Core Concepts

This page explains how Vexa models meetings, transcripts, and recordings, and how timestamps line up for post-meeting playback.

The Main Entities

User and API key

Every API request is authenticated with X-API-Key. In self-hosted deployments, you create users and mint tokens via the admin API:

self-hosted-management.md

Meeting

A meeting is the top-level record created when you request a bot:

platform: google_meet | teams | zoom
native_meeting_id: what you extracted from the meeting URL

Meetings persist after completion. If you delete a meeting, Vexa anonymizes it (for usage tracking) and purges artifacts best-effort.

Bot session (`session_uid`)

Each bot run has a session UID (think: one attempt / one join). It links:

transcript segments
recordings and media files

This is how UIs align transcript playback to the correct audio capture timeline.

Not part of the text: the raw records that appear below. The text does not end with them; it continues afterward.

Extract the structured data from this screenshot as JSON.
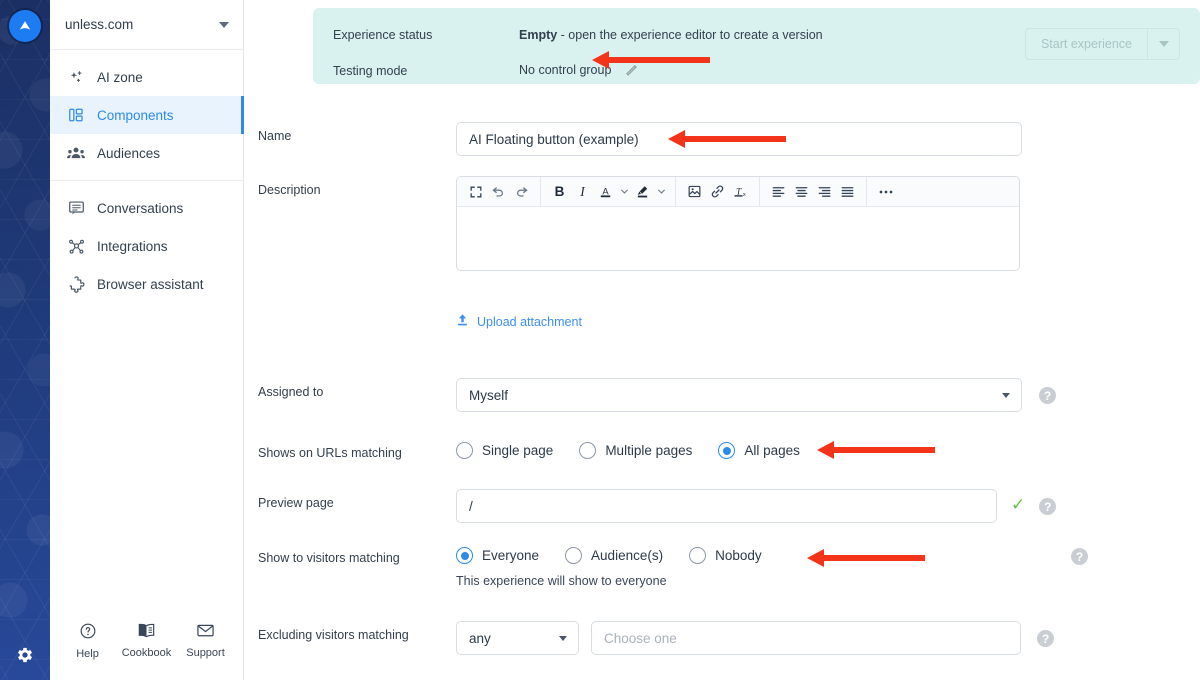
{
  "rail": {
    "logo_icon": "unless-logo-icon",
    "settings_icon": "gear-icon"
  },
  "sidebar": {
    "workspace": {
      "name": "unless.com",
      "caret_icon": "chevron-down-icon"
    },
    "groups": [
      {
        "items": [
          {
            "label": "AI zone",
            "icon": "sparkles-icon",
            "active": false
          },
          {
            "label": "Components",
            "icon": "components-grid-icon",
            "active": true
          },
          {
            "label": "Audiences",
            "icon": "people-group-icon",
            "active": false
          }
        ]
      },
      {
        "items": [
          {
            "label": "Conversations",
            "icon": "chat-bubble-icon",
            "active": false
          },
          {
            "label": "Integrations",
            "icon": "nodes-network-icon",
            "active": false
          },
          {
            "label": "Browser assistant",
            "icon": "puzzle-piece-icon",
            "active": false
          }
        ]
      }
    ],
    "footer": [
      {
        "label": "Help",
        "icon": "question-circle-icon"
      },
      {
        "label": "Cookbook",
        "icon": "book-icon"
      },
      {
        "label": "Support",
        "icon": "envelope-icon"
      }
    ]
  },
  "banner": {
    "status_label": "Experience status",
    "status_value_bold": "Empty",
    "status_value_rest": " - open the experience editor to create a version",
    "testing_label": "Testing mode",
    "testing_value": "No control group",
    "edit_icon": "pencil-icon",
    "start_button": "Start experience",
    "start_caret_icon": "chevron-down-icon",
    "background_color": "#d9f2f0"
  },
  "form": {
    "name": {
      "label": "Name",
      "value": "AI Floating button (example)"
    },
    "description": {
      "label": "Description",
      "body_value": "",
      "toolbar": [
        {
          "name": "fullscreen-icon",
          "glyph": "fullscreen"
        },
        {
          "name": "undo-icon",
          "glyph": "undo"
        },
        {
          "name": "redo-icon",
          "glyph": "redo"
        },
        {
          "name": "bold-icon",
          "glyph": "B"
        },
        {
          "name": "italic-icon",
          "glyph": "I"
        },
        {
          "name": "font-color-icon",
          "glyph": "A"
        },
        {
          "name": "font-color-chevron-icon",
          "glyph": "chevron"
        },
        {
          "name": "highlight-color-icon",
          "glyph": "pen"
        },
        {
          "name": "highlight-color-chevron-icon",
          "glyph": "chevron"
        },
        {
          "name": "insert-image-icon",
          "glyph": "image"
        },
        {
          "name": "insert-link-icon",
          "glyph": "link"
        },
        {
          "name": "clear-formatting-icon",
          "glyph": "Tx"
        },
        {
          "name": "align-left-icon",
          "glyph": "align-left"
        },
        {
          "name": "align-center-icon",
          "glyph": "align-center"
        },
        {
          "name": "align-right-icon",
          "glyph": "align-right"
        },
        {
          "name": "align-justify-icon",
          "glyph": "align-justify"
        },
        {
          "name": "more-options-icon",
          "glyph": "…"
        }
      ]
    },
    "upload": {
      "label": "Upload attachment",
      "icon": "upload-icon"
    },
    "assigned_to": {
      "label": "Assigned to",
      "value": "Myself",
      "caret_icon": "chevron-down-icon",
      "help_icon": "question-mark-icon"
    },
    "urls_matching": {
      "label": "Shows on URLs matching",
      "options": [
        {
          "label": "Single page",
          "selected": false
        },
        {
          "label": "Multiple pages",
          "selected": false
        },
        {
          "label": "All pages",
          "selected": true
        }
      ]
    },
    "preview_page": {
      "label": "Preview page",
      "value": "/",
      "valid_icon": "checkmark-icon",
      "help_icon": "question-mark-icon"
    },
    "visitors_matching": {
      "label": "Show to visitors matching",
      "options": [
        {
          "label": "Everyone",
          "selected": true
        },
        {
          "label": "Audience(s)",
          "selected": false
        },
        {
          "label": "Nobody",
          "selected": false
        }
      ],
      "hint": "This experience will show to everyone",
      "help_icon": "question-mark-icon"
    },
    "excluding_visitors": {
      "label": "Excluding visitors matching",
      "operator_value": "any",
      "operator_caret_icon": "chevron-down-icon",
      "chooser_placeholder": "Choose one",
      "chooser_value": "",
      "help_icon": "question-mark-icon"
    }
  },
  "annotations": {
    "color": "#f4341a",
    "arrows": [
      {
        "name": "arrow-testing-mode"
      },
      {
        "name": "arrow-name-field"
      },
      {
        "name": "arrow-all-pages"
      },
      {
        "name": "arrow-nobody"
      }
    ]
  }
}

Transcript Segments and Timing

Transcripts are stored as segments. Each segment has:

text (the transcript string)
speaker (best-effort attribution)
start_time / end_time (seconds)

What `start_time` means

start_time and end_time are relative seconds from the start of the bot’s audio capture pipeline. This is why post-meeting playback can be aligned without additional offset math:

audio player time (currentTime) maps directly to segment start_time/end_time

Word-level timestamps

As of v0.8, Vexa focuses on segment-level timing. Word-level timing is not exposed in the API, so UIs should highlight segments, not individual words.

Recording vs Capture (important)

Vexa always needs to capture audio to transcribe. Recording persistence is separate and controlled by flags:

recording_enabled: whether to persist recording artifacts (audio files) to storage
transcribe_enabled: whether to run/store transcription output

You can record without transcribing, transcribe without recording, or do both.

Transcription Tiers

Vexa supports a transcription_tier per meeting:

realtime (default): best effort low latency
deferred: lower priority; useful for cost/throughput control

Meeting Lifecycle States (high-level)

Common states you will see in logs/UI:

joining: bot launched and navigating to meeting
awaiting_admission: waiting room / lobby (host needs to admit)
active: bot is in the meeting
stopped: stop requested
completed: finished processing (post-meeting artifacts should become available)

Exact naming can differ between internal services, but the above is the mental model.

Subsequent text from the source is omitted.